Build your own LLM Agent

  • Here’s a detailed explanation including some Python code examples as outlined in the NVIDIA blog for building a question-answering LLM agent:
  1. Set Up the Agent’s Components:
    • Tools: Include tools like a Retrieval-Augmented Generation (RAG) pipeline and mathematical tools necessary for data analysis.
    • Planning Module: A module to decompose complex questions into simpler parts for easier processing.
    • Memory Module: A system to track and remember previous interactions and solutions.
    • Agent Core: The central processing unit of the agent that uses the other components to solve user queries.
  2. Python Code Example for the Memory Module:
    class Ledger:
        def __init__(self):
            self.question_trace = []
            self.answer_trace = []
        def add_question(self, question):
        def add_answer(self, answer):
  3. Python Code Example for the Agent Core:
    • This part of the code defines how the agent processes questions, interacts with the planning module, and retrieves or computes answers.
      def agent_core(question, context):
        # Assume a function LLM is defined to handle LLM processing
        action = LLM(context + question)
        if action == "Decomposition":
            sub_questions = LLM(question)
            for sub_question in sub_questions:
                agent_core(sub_question, context)
        elif action == "Search Tool":
            answer = RAG_Pipeline(question)
            context += answer
            agent_core(question, context)
        elif action == "Generate Final Answer":
            return LLM(context)
        elif action == "<Another Tool>":
            # Execute another specific tool
  4. Execution Flow:
    • The agent receives a question, and based on the context and internal logic, decides if it needs to decompose the question, search for information, or directly generate an answer.
    • The agent can recursively handle sub-questions until a final answer is generated.
  5. Using the Components Together:
    • All the components are used in tandem to manage the flow of data and information processing within the agent. The memory module keeps track of all queries and responses, which aids in contextual understanding for the agent.
  6. Deploying and Testing the Agent:
    • Once all components are integrated, the agent is tested with sample queries to ensure it functions correctly and efficiently handles real-world questions.

Capabilities of LLM Agents:

  • Text Generation: Create various forms of text, such as poetry, stories, business reports, or technical documents.
  • Text Summarization: Condense lengthy texts to capture essential points in a concise format.
  • Translation: Translate text between languages, showcasing proficiency in multiple languages.
  • Question Answering: Respond to queries with answers based on the extensive training data.
  • Tutoring: Serve as on-demand tutors across various subjects, providing educational support.
  • Programming Assistance: Help programmers by writing, reviewing, and debugging code.
  • Conversational Abilities: Engage in realistic dialogues, functioning as chatbots or virtual assistants.

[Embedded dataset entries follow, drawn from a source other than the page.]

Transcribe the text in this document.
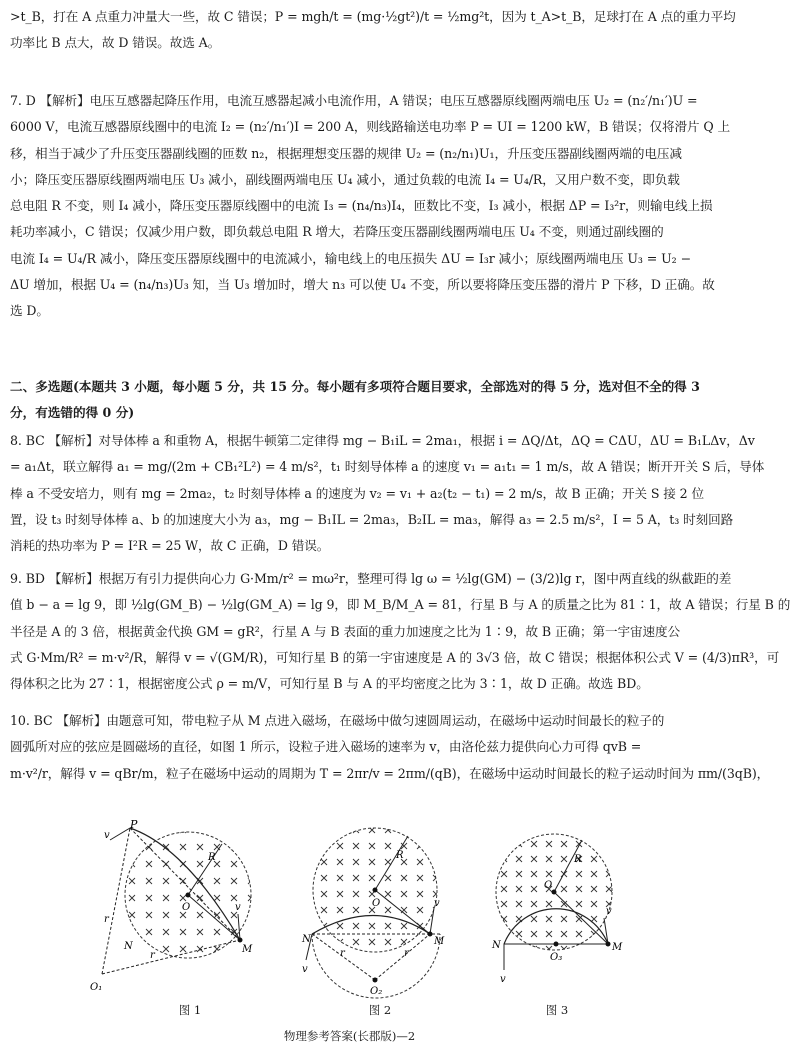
>t_B，打在 A 点重力冲量大一些，故 C 错误；P = mgh/t = (mg·½gt²)/t = ½mg²t，因为 t_A>t_B，足球打在 A 点的重力平均
功率比 B 点大，故 D 错误。故选 A。
7. D 【解析】电压互感器起降压作用，电流互感器起减小电流作用，A 错误；电压互感器原线圈两端电压 U₂ = (n₂′/n₁′)U =
6000 V，电流互感器原线圈中的电流 I₂ = (n₂′/n₁′)I = 200 A，则线路输送电功率 P = UI = 1200 kW，B 错误；仅将滑片 Q 上
移，相当于减少了升压变压器副线圈的匝数 n₂，根据理想变压器的规律 U₂ = (n₂/n₁)U₁，升压变压器副线圈两端的电压减
小；降压变压器原线圈两端电压 U₃ 减小，副线圈两端电压 U₄ 减小，通过负载的电流 I₄ = U₄/R，又用户数不变，即负载
总电阻 R 不变，则 I₄ 减小，降压变压器原线圈中的电流 I₃ = (n₄/n₃)I₄，匝数比不变，I₃ 减小，根据 ΔP = I₃²r，则输电线上损
耗功率减小，C 错误；仅减少用户数，即负载总电阻 R 增大，若降压变压器副线圈两端电压 U₄ 不变，则通过副线圈的
电流 I₄ = U₄/R 减小，降压变压器原线圈中的电流减小，输电线上的电压损失 ΔU = I₃r 减小；原线圈两端电压 U₃ = U₂ −
ΔU 增加，根据 U₄ = (n₄/n₃)U₃ 知，当 U₃ 增加时，增大 n₃ 可以使 U₄ 不变，所以要将降压变压器的滑片 P 下移，D 正确。故
选 D。
二、多选题(本题共 3 小题，每小题 5 分，共 15 分。每小题有多项符合题目要求，全部选对的得 5 分，选对但不全的得 3
分，有选错的得 0 分)
8. BC 【解析】对导体棒 a 和重物 A，根据牛顿第二定律得 mg − B₁iL = 2ma₁，根据 i = ΔQ/Δt，ΔQ = CΔU，ΔU = B₁LΔv，Δv
= a₁Δt，联立解得 a₁ = mg/(2m + CB₁²L²) = 4 m/s²，t₁ 时刻导体棒 a 的速度 v₁ = a₁t₁ = 1 m/s，故 A 错误；断开开关 S 后，导体
棒 a 不受安培力，则有 mg = 2ma₂，t₂ 时刻导体棒 a 的速度为 v₂ = v₁ + a₂(t₂ − t₁) = 2 m/s，故 B 正确；开关 S 接 2 位
置，设 t₃ 时刻导体棒 a、b 的加速度大小为 a₃，mg − B₁IL = 2ma₃，B₂IL = ma₃，解得 a₃ = 2.5 m/s²，I = 5 A，t₃ 时刻回路
消耗的热功率为 P = I²R = 25 W，故 C 正确，D 错误。
9. BD 【解析】根据万有引力提供向心力 G·Mm/r² = mω²r，整理可得 lg ω = ½lg(GM) − (3/2)lg r，图中两直线的纵截距的差
值 b − a = lg 9，即 ½lg(GM_B) − ½lg(GM_A) = lg 9，即 M_B/M_A = 81，行星 B 与 A 的质量之比为 81∶1，故 A 错误；行星 B 的
半径是 A 的 3 倍，根据黄金代换 GM = gR²，行星 A 与 B 表面的重力加速度之比为 1∶9，故 B 正确；第一宇宙速度公
式 G·Mm/R² = m·v²/R，解得 v = √(GM/R)，可知行星 B 的第一宇宙速度是 A 的 3√3 倍，故 C 错误；根据体积公式 V = (4/3)πR³，可
得体积之比为 27∶1，根据密度公式 ρ = m/V，可知行星 B 与 A 的平均密度之比为 3∶1，故 D 正确。故选 BD。
10. BC 【解析】由题意可知，带电粒子从 M 点进入磁场，在磁场中做匀速圆周运动，在磁场中运动时间最长的粒子的
圆弧所对应的弦应是圆磁场的直径，如图 1 所示，设粒子进入磁场的速率为 v，由洛伦兹力提供向心力可得 qvB =
m·v²/r，解得 v = qBr/m，粒子在磁场中运动的周期为 T = 2πr/v = 2πm/(qB)，在磁场中运动时间最长的粒子运动时间为 πm/(3qB)，
P
v
R
O
r
r
N
O₁
M
v
图 1
R
O
N	M
r	r
O₂
v
v
图 2
R
O
N	M
O₃
v
v
图 3
物理参考答案(长郡版)—2
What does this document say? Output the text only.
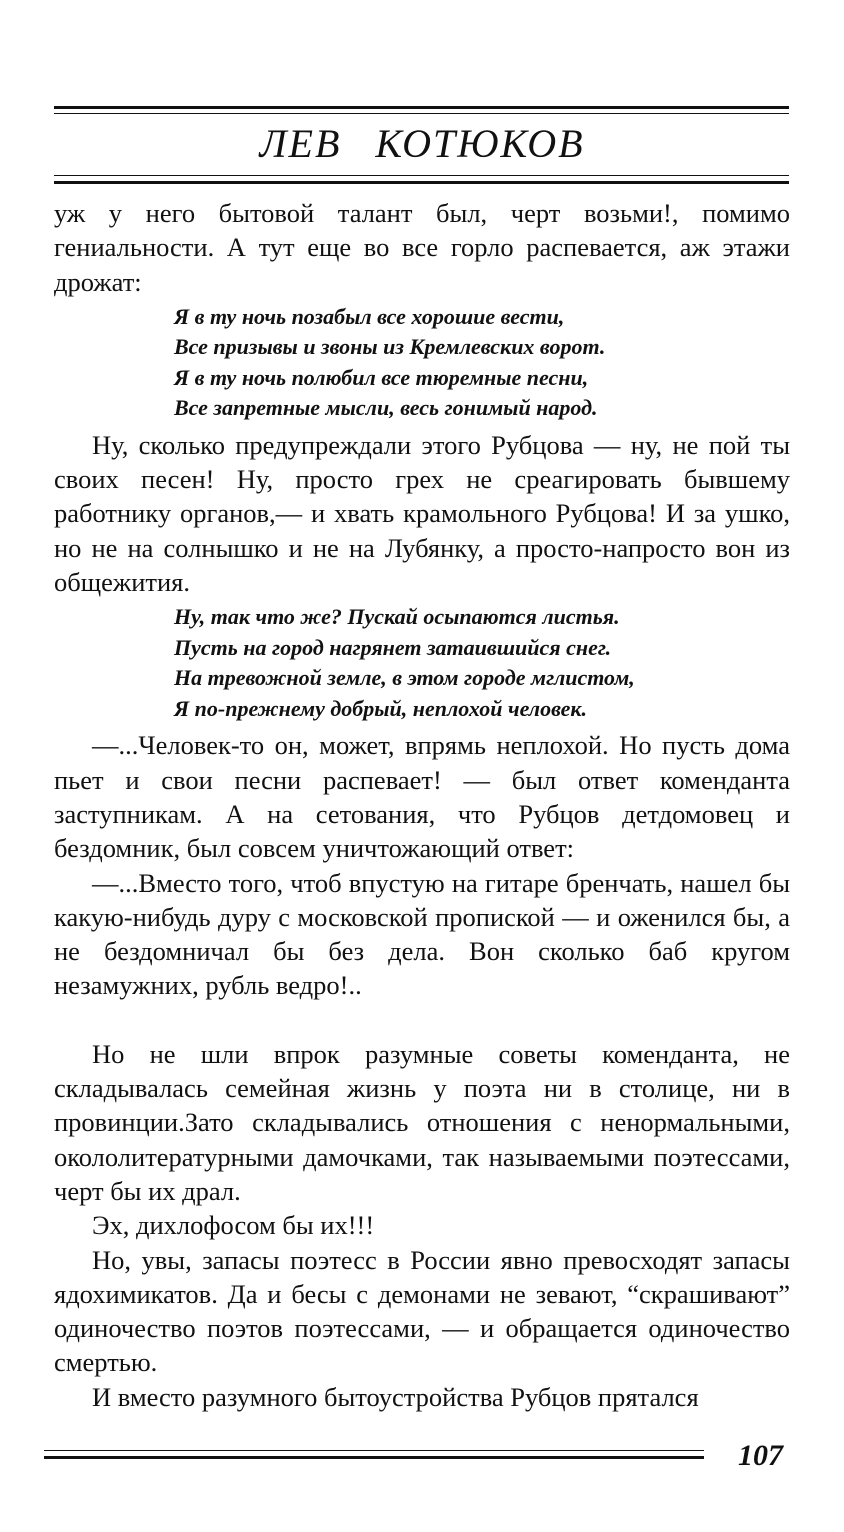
ЛЕВ КОТЮКОВ

уж у него бытовой талант был, черт возьми!, помимо гениальности. А тут еще во все горло распевается, аж этажи дрожат:

Я в ту ночь позабыл все хорошие вести,
Все призывы и звоны из Кремлевских ворот.
Я в ту ночь полюбил все тюремные песни,
Все запретные мысли, весь гонимый народ.

Ну, сколько предупреждали этого Рубцова — ну, не пой ты своих песен! Ну, просто грех не среагировать бывшему работнику органов,— и хвать крамольного Рубцова! И за ушко, но не на солнышко и не на Лубянку, а просто-напросто вон из общежития.

Ну, так что же? Пускай осыпаются листья.
Пусть на город нагрянет затаившийся снег.
На тревожной земле, в этом городе мглистом,
Я по-прежнему добрый, неплохой человек.

—...Человек-то он, может, впрямь неплохой. Но пусть дома пьет и свои песни распевает! — был ответ коменданта заступникам. А на сетования, что Рубцов детдомовец и бездомник, был совсем уничтожающий ответ:

—...Вместо того, чтоб впустую на гитаре бренчать, нашел бы какую-нибудь дуру с московской пропиской — и оженился бы, а не бездомничал бы без дела. Вон сколько баб кругом незамужних, рубль ведро!..

Но не шли впрок разумные советы коменданта, не складывалась семейная жизнь у поэта ни в столице, ни в провинции.Зато складывались отношения с ненормальными, окололитературными дамочками, так называемыми поэтессами, черт бы их драл.

Эх, дихлофосом бы их!!!

Но, увы, запасы поэтесс в России явно превосходят запасы ядохимикатов. Да и бесы с демонами не зевают, “скрашивают” одиночество поэтов поэтессами, — и обращается одиночество смертью.

И вместо разумного бытоустройства Рубцов прятался

107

Practical Uses of LLM Agents:

  • Customer Support: Automate and manage customer service interactions, offering 24/7 support.
  • Content Creation: Aid in generating articles, blog posts, and social media content.
  • Education: Act as virtual tutors to aid students and support language learning.
  • Coding Assistance: Offer coding suggestions and debugging help to developers.
  • Healthcare: Provide medical information, interpret medical literature, and offer counseling.
  • Accessibility: Enhance accessibility for individuals with disabilities by vocalizing written text.